Dissertation Director:

Dr. Joe Weingartner

Committee:

Dr. Kirk Borne
Dr. Michael Summers
Dr. Ruixin Yang

Notes: The thesis is on reserve in the Johnson Center Library, Fairfax Campus. All members of the George Mason University community are invited to attend.

Dissertation Defense

Candidate: Massih Abawi
Title: Imbalance of Selected Hormones in Non-Alcoholic Fatty Liver Disease (NAFLD) and Non-Alcoholic Steatohepatitis (NASH)

Abstract:

Non-alcoholic fatty liver disease (NAFLD) is an increasingly common condition affecting about 70% of obese individuals and is now considered a major cause of liver-related morbidity and mortality.  NAFLD encompasses a spectrum of hepatic pathologies with excessive accumulation of fat in the liver in patients consuming less than 20 grams of alcohol per day.  NAFLD related liver injury ranges from simple hepatic steatosis to more severe forms of the disease including NASH, which can progress to fibrosis, cirrhosis, and ultimately organ failure.  There is evidence that causally links NAFLD with imbalance of various hormones, especially these also involved in the development of insulin resistance and obesity.

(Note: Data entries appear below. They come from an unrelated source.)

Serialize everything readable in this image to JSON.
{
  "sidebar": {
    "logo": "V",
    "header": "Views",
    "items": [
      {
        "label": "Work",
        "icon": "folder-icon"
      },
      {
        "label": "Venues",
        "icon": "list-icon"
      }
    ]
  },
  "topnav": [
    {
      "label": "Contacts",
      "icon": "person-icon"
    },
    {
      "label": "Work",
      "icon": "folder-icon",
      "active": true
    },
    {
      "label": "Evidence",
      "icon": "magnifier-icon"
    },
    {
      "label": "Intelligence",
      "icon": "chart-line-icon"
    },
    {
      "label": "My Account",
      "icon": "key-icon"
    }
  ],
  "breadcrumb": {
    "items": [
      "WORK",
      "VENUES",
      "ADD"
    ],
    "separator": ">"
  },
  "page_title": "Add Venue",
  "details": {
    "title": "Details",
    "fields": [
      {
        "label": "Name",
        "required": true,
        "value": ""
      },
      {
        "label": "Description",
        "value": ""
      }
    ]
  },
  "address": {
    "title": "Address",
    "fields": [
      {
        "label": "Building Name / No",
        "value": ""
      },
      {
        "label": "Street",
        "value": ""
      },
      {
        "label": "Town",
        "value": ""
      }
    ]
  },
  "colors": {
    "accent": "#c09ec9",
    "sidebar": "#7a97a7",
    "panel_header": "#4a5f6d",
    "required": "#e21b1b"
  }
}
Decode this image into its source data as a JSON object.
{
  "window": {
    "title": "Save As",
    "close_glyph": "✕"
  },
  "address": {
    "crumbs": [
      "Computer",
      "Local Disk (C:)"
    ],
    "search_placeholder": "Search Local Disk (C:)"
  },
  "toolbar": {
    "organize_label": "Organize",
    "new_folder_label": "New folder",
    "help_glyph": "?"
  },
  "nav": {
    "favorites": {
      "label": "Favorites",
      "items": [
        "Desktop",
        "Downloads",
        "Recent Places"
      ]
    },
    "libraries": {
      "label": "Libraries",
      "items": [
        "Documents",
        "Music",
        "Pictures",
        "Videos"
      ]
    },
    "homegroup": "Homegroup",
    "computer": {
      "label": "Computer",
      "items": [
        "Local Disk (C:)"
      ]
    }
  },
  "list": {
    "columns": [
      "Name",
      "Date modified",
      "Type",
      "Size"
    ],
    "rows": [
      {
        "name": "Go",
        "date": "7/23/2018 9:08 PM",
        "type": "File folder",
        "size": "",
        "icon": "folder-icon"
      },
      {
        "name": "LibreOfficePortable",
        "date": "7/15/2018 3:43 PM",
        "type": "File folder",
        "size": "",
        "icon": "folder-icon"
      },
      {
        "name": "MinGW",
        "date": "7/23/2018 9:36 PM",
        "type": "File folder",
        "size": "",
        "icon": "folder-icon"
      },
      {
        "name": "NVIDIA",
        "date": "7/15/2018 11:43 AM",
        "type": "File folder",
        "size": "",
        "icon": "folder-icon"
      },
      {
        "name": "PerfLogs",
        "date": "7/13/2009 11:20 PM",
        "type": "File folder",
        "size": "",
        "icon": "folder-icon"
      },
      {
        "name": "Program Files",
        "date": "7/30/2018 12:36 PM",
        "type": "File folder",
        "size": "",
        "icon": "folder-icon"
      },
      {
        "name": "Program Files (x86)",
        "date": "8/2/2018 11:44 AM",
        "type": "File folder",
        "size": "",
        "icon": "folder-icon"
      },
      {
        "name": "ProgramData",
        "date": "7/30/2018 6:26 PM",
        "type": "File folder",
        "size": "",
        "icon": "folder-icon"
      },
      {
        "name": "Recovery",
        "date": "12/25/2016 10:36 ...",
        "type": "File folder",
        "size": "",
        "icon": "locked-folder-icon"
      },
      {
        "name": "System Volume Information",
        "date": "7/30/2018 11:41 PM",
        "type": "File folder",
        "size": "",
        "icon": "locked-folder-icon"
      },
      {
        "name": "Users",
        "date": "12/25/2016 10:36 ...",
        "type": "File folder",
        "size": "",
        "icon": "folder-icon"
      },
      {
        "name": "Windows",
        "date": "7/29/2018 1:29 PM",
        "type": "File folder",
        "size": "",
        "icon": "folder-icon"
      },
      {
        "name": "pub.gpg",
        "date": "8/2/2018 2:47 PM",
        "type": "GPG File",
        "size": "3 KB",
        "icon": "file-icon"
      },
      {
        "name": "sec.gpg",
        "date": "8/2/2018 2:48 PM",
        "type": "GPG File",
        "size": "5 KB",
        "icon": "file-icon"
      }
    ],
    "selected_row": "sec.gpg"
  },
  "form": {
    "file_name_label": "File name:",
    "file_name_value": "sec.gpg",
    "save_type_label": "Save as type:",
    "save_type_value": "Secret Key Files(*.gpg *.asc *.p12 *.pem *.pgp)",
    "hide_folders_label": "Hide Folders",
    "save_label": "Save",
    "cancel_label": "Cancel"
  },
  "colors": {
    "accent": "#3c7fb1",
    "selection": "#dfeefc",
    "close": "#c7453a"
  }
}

The research presented herein involves quantitation of various soluble hormones in serum of morbidly obese bariatric patients with different confirmed stages of NAFLD. The first study explores the role of vitamin D deficiency in NAFLD/NASH patients. Serum samples of 210 morbidly obese bariatric patients were profiled for the following markers: 25(OH)D3; Vitamin D Binding protein (VDBP); Intact Parathyroid Hormone (1-84) and Cytokeratin 18 (M30) levels.  The second study herein profiles three small gastric peptides, acylated ghrelin (AG), non-acylated ghrelin (DAG), and Obestatin, and a number of proinflammatory cytokines in circulation of patients with obesity related NAFLD.  In both studies, correlation analysis was conducted to associate these biomarkers with clinical parameters routinely measured in NAFLD patients, including histological scores of inflammation and fibrosis of their liver biopsies, and predictive regression models were built. A third study reported herein investigates the interplay of circulatory melanogenesis-related hormones, α-Melanocyte Stimulating Hormone (α-MSH) and Melanin Concentrating Hormone (MCH), with NAFLD and obesity-induced low grade chronic.

Director or Committee Chair:

Dr. Ancha Baranova

Committee:

Dr. Kylene Kehn-Hall, Dr. Emanuel F. Petricoin III, Dr. Timothy Born

Notes: The thesis is on reserve in Gateway Library, Science and Technology Campus. All members of the George Mason University community are invited to attend.